Maybe I’ve learned something. I think I have. I am not the ‘house of steel’ I think I am. I try so hard not to break – to stand tall, but some how this year is different. I feel alone and really don’t have a reason to … Kyle and I seem to fight more than we used to. This bothers me a great deal. Bruce did tell me it would get worse before it would get better. Sometimes I wish I was away. Somewhere when I did and said things only for myself, but with out the feeling I have when I am alone at school. It’s just not the same anymore. I feel as though someone else is in control. I don’t like this feeling. I want to be in control of my life. But you know being 17 still in high school my parents are in control. This I hate!! They don’t see the way I do. They try, but obviously not hard enough.

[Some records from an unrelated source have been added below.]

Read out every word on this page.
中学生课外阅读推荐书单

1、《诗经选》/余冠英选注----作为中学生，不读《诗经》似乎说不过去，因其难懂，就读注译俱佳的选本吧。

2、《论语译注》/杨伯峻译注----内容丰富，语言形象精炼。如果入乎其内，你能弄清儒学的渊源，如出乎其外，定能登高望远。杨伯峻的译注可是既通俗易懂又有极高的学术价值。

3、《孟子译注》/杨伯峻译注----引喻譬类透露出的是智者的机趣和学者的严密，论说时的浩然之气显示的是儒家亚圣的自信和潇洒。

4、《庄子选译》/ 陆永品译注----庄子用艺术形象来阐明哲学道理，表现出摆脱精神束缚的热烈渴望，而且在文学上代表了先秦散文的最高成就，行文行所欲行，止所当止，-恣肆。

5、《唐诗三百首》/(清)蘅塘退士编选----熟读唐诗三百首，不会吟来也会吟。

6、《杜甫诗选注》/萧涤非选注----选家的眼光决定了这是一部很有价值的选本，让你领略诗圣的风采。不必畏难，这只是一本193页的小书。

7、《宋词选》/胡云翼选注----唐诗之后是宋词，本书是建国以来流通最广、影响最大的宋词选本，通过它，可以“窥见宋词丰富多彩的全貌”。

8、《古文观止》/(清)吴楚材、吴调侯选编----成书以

I hurt. I cry and all the time I wonder why.
Words from Adult Me:
Lets face it. Being 17 might possibly be one of the hardest years of your teen age life. You are not really an adult – yet your are definitely not a child. Heaped with responsibility in school, work and family – yet you can’t stay out past midnight or drive with more than two friends in the car and keeping a clear thought in your head – forget about it!
So what is a kid to do? What is a parent to do?
I can tell you in our house there is a lot of head pounding right now as Rio reaches to step into her bridge years. As her mom it’s my job to keep her safe. Rio’s job is to grow into a strong, self confident, happy young woman.
So why is this so hard? Teens at this age want freedom. This coupled with their invincibility factor is a nightmare for parents.
I saw it when Rio started driving – the idea that she thought she was ‘ready’ to take on all driving situations was horrifying to me. The idea that she thinks that she is ‘ready’ for nearly any and all things are scary. Mom’s its scary when we see and know that that is not always entirely the case.
But, lets face it; teens need to test the waters. It’s almost like a right of passage - these bridge years. It’s important for them to hang out with their friends and find out who they are – away from their parents. (Trust me – time away is good)
So, When? When do you let go? When do you say that it is okay to test the skills you have invested in them? And how to allow them to test the waters?
Here are a few of the things that we are employing to allow some breathing room – room to grow if you will:
- Set a later but reasonable curfew – Rio will now be allowed home at midnight on week end nights
- Special extended curfew for special events – must be cleared prior to event (for things like cosmic blowing and Jump Street)
- Allow for more ‘hang out time – just let the kids hang in a safe place
- Mall
- Movies
- Shopping center down the street
- Friend’s house where parents are home
- Jump Street (a local hang out that has trampolines - very fun)
- Bowling
- Swimming
- Help find activities such as a sport or dance – get friends involved
Teens – be patient with your parents. Although we remember being your age, we can’t really act your age or be your friend being our age. We are still your parents.
The love your parents have for you is something you might not understand until you yourselves have children. It causes us to be nuts about you. Please understand that our strictness isn’t because we think that you are bad kids or that we think that you are going to go get into trouble – we so desperately don’t want trouble to find you. We love you so much we would die for you with out hesitation or question. Its deep. I know. But its true.
So next time you and your mom are duken’ it out – remember – there is love involved. It just might be hard to see it in the power struggle.
Moms - we have to begin the process of letting go. We have to start putting structure in place so that our teens can step onto the bridge and begin their walk into their adult life.
The bridge years are where they really find themselves. Its really when life begins.